Nanna Knudsen (70) is laying in her bedroom, the place where she misses Hans-Wiggo the most. After Hans-Wiggo's death, Nanna and her daughter Pipaluk went into isolation for 16 days, separately, while Nanna’s son, Frederik, was isolated in Spain. “It felt like I couldn’t breathe. I had to put my hand on my stomach, just to know it was there,” says Nanna about the time in isolation.
No one knows who passed the coronavirus to Hans-Wiggo or where it happened. Perhaps he got infected when he was shopping in a warehouse. Maybe he caught the virus from a family member or at the hospital, when he went for an examination before a planned surgery.
A Life Worth Dying For: On 19th March 2020, Hans-Wiggo Knudsen (75) died from coronavirus at Roskilde Hospital. Hans-Wiggo was among the first who died from the virus in Denmark. He leaves behind his wife Nanna Knudsen, daughter Pipaluk Lykke and son Frederik Høegh-Knudsen.

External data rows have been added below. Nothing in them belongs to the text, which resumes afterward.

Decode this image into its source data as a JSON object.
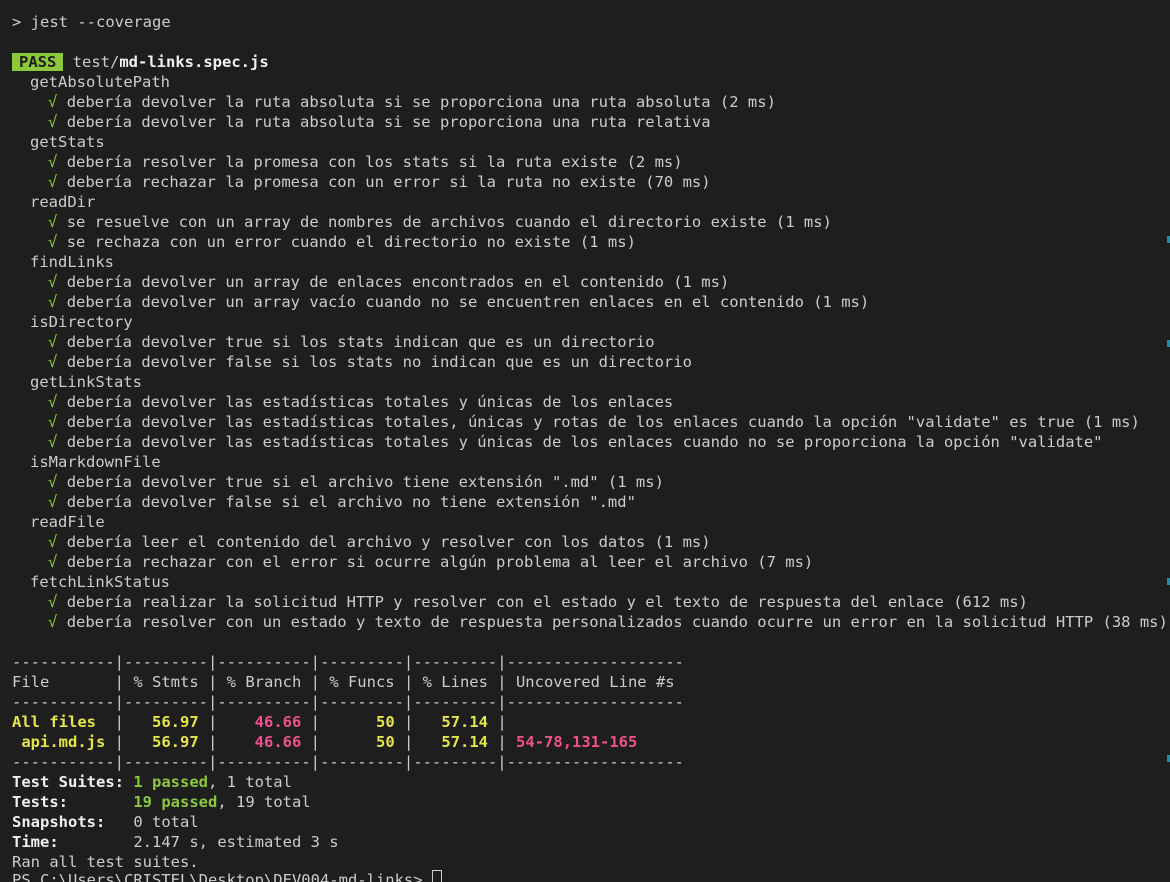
{
  "command": {
    "prompt": ">",
    "text": "jest --coverage"
  },
  "suite": {
    "status": "PASS",
    "path_dir": "test/",
    "path_file": "md-links.spec.js"
  },
  "groups": [
    {
      "name": "getAbsolutePath",
      "tests": [
        "debería devolver la ruta absoluta si se proporciona una ruta absoluta (2 ms)",
        "debería devolver la ruta absoluta si se proporciona una ruta relativa"
      ]
    },
    {
      "name": "getStats",
      "tests": [
        "debería resolver la promesa con los stats si la ruta existe (2 ms)",
        "debería rechazar la promesa con un error si la ruta no existe (70 ms)"
      ]
    },
    {
      "name": "readDir",
      "tests": [
        "se resuelve con un array de nombres de archivos cuando el directorio existe (1 ms)",
        "se rechaza con un error cuando el directorio no existe (1 ms)"
      ]
    },
    {
      "name": "findLinks",
      "tests": [
        "debería devolver un array de enlaces encontrados en el contenido (1 ms)",
        "debería devolver un array vacío cuando no se encuentren enlaces en el contenido (1 ms)"
      ]
    },
    {
      "name": "isDirectory",
      "tests": [
        "debería devolver true si los stats indican que es un directorio",
        "debería devolver false si los stats no indican que es un directorio"
      ]
    },
    {
      "name": "getLinkStats",
      "tests": [
        "debería devolver las estadísticas totales y únicas de los enlaces",
        "debería devolver las estadísticas totales, únicas y rotas de los enlaces cuando la opción \"validate\" es true (1 ms)",
        "debería devolver las estadísticas totales y únicas de los enlaces cuando no se proporciona la opción \"validate\""
      ]
    },
    {
      "name": "isMarkdownFile",
      "tests": [
        "debería devolver true si el archivo tiene extensión \".md\" (1 ms)",
        "debería devolver false si el archivo no tiene extensión \".md\""
      ]
    },
    {
      "name": "readFile",
      "tests": [
        "debería leer el contenido del archivo y resolver con los datos (1 ms)",
        "debería rechazar con el error si ocurre algún problema al leer el archivo (7 ms)"
      ]
    },
    {
      "name": "fetchLinkStatus",
      "tests": [
        "debería realizar la solicitud HTTP y resolver con el estado y el texto de respuesta del enlace (612 ms)",
        "debería resolver con un estado y texto de respuesta personalizados cuando ocurre un error en la solicitud HTTP (38 ms)"
      ]
    }
  ],
  "check_mark": "√",
  "coverage": {
    "separator": "-----------|---------|----------|---------|---------|-------------------",
    "headers": [
      "File",
      "% Stmts",
      "% Branch",
      "% Funcs",
      "% Lines",
      "Uncovered Line #s"
    ],
    "rows": [
      {
        "file": "All files",
        "stmts": "56.97",
        "branch": "46.66",
        "funcs": "50",
        "lines": "57.14",
        "uncovered": ""
      },
      {
        "file": " api.md.js",
        "stmts": "56.97",
        "branch": "46.66",
        "funcs": "50",
        "lines": "57.14",
        "uncovered": "54-78,131-165"
      }
    ]
  },
  "summary": {
    "suites_label": "Test Suites:",
    "suites_passed": "1 passed",
    "suites_total": ", 1 total",
    "tests_label": "Tests:",
    "tests_passed": "19 passed",
    "tests_total": ", 19 total",
    "snapshots_label": "Snapshots:",
    "snapshots_value": "0 total",
    "time_label": "Time:",
    "time_value": "2.147 s, estimated 3 s",
    "ran_all": "Ran all test suites."
  },
  "next_prompt": "PS C:\\Users\\CRISTEL\\Desktop\\DEV004-md-links> ",
  "colors": {
    "pass_badge": "#8cc83c",
    "yellow": "#e5e54a",
    "red": "#f0508c",
    "green": "#8cc83c",
    "scroll_marker": "#1f8ea6"
  }
}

Hans-Wiggo was cremated so that his body could not pass on the infection. This differed from Greenlandic tradition. Greenland is Nanna's country of birth, where Pipaluk and Frederik grew up. Here, there is a strong tradition for gathering around the dead, singing and carrying the coffin to the burial grounds.
After Hans-Wiggo’s death, the family chose that the urn should be lowered into the soil, when Denmark lessened its restrictions on coronavirus. They wished that family and friends would be able to participate, get close to each other and give a proper goodbye. That would be in the spirit of Hans-Wiggo.